Speaker R. Clayton Mitchell Jr., D-Kent, said he would recommend that the House of Delegates approve the governor's suggestions and begin the task of drafting and voting on the legislation required to implement it.
The Senate reacted more cautiously, but after a meeting last night, Sen. Laurence Levitan, D-Montgomery, chairman of the Budget and Taxation Committee, said, "It looks like we're basically going to go along with it. There are some minor differences, but nothing major."
Mr. Mitchell and Senate President Thomas V. Mike Miller Jr., D-Prince George's, said they intend to take their response to Mr. Schaefer today and predicted the budget impasse could be resolved by the weekend.
The deficit problem has pushed the issue of congressional redistricting onto the back burner
Mr. Schaefer said he could not force himself to cut aid to education or order furloughs for state employees who already have gone without pay raises, been forced to work longer hours and been hit by higher health insurance costs.
The governor also held a rare face-to-face meeting with Baltimore Mayor Kurt L. Schmoke just before his meeting with legislators, and afterward stressed his concern that the city and several of the poorest counties could ill afford an additional wave reductions in state aid.
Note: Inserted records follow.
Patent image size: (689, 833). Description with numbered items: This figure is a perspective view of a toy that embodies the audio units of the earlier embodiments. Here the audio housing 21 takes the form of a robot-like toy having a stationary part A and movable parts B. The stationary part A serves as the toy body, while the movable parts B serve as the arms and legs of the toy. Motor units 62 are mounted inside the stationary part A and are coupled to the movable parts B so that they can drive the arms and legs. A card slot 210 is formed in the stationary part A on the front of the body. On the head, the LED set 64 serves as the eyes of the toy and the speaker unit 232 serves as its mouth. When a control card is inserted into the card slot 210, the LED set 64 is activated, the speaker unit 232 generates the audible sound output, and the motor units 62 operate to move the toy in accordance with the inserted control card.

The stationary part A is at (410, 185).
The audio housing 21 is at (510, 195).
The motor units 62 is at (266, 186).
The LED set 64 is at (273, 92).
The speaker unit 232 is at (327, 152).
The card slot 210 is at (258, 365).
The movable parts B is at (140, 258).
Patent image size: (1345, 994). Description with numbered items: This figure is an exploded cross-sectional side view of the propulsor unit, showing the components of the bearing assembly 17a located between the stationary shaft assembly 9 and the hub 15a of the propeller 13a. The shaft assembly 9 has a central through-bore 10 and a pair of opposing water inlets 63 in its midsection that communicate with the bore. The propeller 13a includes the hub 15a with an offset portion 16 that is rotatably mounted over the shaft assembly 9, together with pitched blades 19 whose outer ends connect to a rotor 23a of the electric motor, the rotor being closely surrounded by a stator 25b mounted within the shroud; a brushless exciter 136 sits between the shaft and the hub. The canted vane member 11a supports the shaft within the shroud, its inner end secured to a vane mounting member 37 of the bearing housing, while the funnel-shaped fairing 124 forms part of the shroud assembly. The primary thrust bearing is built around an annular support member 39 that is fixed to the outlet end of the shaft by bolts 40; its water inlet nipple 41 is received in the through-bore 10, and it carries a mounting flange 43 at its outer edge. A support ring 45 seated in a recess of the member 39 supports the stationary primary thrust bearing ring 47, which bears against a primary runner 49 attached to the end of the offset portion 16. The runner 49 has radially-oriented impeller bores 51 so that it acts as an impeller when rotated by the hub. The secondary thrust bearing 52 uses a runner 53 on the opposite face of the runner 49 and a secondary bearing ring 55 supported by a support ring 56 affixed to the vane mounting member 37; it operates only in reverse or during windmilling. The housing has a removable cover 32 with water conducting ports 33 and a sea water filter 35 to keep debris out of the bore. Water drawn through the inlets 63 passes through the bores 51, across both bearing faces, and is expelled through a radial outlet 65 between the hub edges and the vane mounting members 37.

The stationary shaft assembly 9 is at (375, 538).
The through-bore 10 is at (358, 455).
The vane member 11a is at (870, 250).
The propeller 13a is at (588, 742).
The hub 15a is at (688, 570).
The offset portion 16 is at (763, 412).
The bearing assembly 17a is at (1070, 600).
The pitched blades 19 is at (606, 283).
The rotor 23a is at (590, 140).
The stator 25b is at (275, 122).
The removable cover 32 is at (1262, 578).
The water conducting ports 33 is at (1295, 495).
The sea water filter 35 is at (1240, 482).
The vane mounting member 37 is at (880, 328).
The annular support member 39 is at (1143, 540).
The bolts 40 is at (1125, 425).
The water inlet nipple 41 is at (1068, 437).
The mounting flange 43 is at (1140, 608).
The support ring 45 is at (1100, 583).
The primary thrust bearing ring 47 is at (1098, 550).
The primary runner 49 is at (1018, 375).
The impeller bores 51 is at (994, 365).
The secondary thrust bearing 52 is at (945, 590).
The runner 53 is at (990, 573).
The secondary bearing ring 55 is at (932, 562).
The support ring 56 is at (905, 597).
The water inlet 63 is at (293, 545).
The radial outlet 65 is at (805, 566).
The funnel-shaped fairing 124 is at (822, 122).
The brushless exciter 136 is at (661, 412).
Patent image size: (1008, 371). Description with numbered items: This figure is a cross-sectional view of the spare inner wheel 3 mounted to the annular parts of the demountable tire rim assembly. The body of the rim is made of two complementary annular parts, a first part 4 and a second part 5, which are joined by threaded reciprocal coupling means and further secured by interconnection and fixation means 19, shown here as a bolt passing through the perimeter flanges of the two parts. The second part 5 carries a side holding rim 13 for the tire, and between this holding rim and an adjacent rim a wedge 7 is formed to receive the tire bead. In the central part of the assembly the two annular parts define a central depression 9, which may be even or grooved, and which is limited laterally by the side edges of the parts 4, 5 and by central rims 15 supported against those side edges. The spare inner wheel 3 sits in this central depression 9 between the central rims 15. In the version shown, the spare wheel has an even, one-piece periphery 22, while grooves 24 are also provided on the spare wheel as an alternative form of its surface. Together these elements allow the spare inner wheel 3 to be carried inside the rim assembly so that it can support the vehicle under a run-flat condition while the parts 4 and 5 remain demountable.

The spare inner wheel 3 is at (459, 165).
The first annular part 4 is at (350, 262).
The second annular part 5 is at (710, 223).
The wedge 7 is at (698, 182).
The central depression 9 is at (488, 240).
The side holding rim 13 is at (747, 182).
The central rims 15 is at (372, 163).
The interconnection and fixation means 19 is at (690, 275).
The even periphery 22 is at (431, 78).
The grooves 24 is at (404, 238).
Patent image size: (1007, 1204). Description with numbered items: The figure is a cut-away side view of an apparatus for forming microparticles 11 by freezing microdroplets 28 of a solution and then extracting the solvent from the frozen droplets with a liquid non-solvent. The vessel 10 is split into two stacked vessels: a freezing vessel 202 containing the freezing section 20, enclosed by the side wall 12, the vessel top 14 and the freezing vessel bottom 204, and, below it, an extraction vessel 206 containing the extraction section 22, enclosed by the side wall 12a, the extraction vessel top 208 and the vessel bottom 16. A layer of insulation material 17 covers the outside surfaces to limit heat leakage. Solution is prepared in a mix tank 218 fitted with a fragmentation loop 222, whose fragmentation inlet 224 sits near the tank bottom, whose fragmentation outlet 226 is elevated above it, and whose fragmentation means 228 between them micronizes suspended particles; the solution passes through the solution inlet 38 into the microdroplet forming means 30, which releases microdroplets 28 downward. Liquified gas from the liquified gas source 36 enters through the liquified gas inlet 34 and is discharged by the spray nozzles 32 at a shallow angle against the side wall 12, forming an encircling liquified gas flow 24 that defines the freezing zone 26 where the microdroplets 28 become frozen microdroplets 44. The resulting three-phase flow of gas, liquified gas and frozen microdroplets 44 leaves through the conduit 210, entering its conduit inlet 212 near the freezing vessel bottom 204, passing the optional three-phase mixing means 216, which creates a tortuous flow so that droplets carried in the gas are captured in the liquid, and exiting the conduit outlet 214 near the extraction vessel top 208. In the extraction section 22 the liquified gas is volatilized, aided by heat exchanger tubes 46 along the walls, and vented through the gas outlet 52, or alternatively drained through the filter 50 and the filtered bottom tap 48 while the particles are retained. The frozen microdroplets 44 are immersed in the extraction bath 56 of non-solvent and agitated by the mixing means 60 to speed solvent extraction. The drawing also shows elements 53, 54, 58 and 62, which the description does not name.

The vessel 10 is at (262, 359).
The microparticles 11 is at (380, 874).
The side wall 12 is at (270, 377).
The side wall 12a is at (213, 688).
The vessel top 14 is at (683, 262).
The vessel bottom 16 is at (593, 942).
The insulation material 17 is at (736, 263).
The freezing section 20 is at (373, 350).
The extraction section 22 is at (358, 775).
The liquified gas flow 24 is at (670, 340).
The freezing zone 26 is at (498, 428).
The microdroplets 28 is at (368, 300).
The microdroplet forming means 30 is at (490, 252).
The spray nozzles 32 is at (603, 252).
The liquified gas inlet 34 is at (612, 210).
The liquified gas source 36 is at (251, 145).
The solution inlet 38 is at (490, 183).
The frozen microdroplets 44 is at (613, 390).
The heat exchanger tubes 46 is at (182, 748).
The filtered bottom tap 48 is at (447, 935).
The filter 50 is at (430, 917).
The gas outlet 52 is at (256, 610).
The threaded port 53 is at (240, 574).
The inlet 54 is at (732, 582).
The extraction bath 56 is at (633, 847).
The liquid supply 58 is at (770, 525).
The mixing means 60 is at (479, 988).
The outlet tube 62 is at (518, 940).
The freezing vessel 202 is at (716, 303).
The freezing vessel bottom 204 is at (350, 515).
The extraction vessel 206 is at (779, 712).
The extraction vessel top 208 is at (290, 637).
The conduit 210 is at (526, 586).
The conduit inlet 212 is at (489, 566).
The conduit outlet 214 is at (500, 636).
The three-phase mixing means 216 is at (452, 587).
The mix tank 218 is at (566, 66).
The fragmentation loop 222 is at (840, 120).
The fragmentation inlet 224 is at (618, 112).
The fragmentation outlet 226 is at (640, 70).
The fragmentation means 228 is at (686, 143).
To lessen that impact, the governor's budget advisers devised a plan that takes into consideration the level of property taxes currently levied in each jurisdiction in calculating how much state aid each would lose. For example, Mr. Puddester said, a county such as Talbot, where the property tax rate is only 69 cents per $100 of assessed value (compared with a statewide average of $2.40), would be hit harder proportionately than Baltimore, where the tax rate is $5.90.
The governor also decided that no jurisdiction should suffer more than $10 million in additional reductions.
After their meeting, Mr. Schaefer described the legislators, with whom he has fought many bitter battles over the past five years, as "very receptive" to his plan.
These are among the programs cut in Mr. Schaefer's plan of a week ago that would be restored under the compromise:
* $3.9 million of $5 million cut from prison education programs;
* $1.7 million for a pre-kindergarten program that is especially important to Baltimore;
* $4.5 million out of nearly $9.3 million cut from drug and alcohol treatment centers;
* $1.25 million to restore day-care services for citizens with severe disabilities;
* $746,000 for in-home health care aides.
The compromise also restores $2.3 million for the state's private School for the Blind, but does so by ordering local jurisdictions to triple the current $200 per student payment for a student from their jurisdiction enters the school.
"We're not talking about any new taxes at all," Senate President Miller emphasized. "No taxes have been discussed. No taxes have been proposed, and I don't contemplate any taxes being enacted any time before 1992."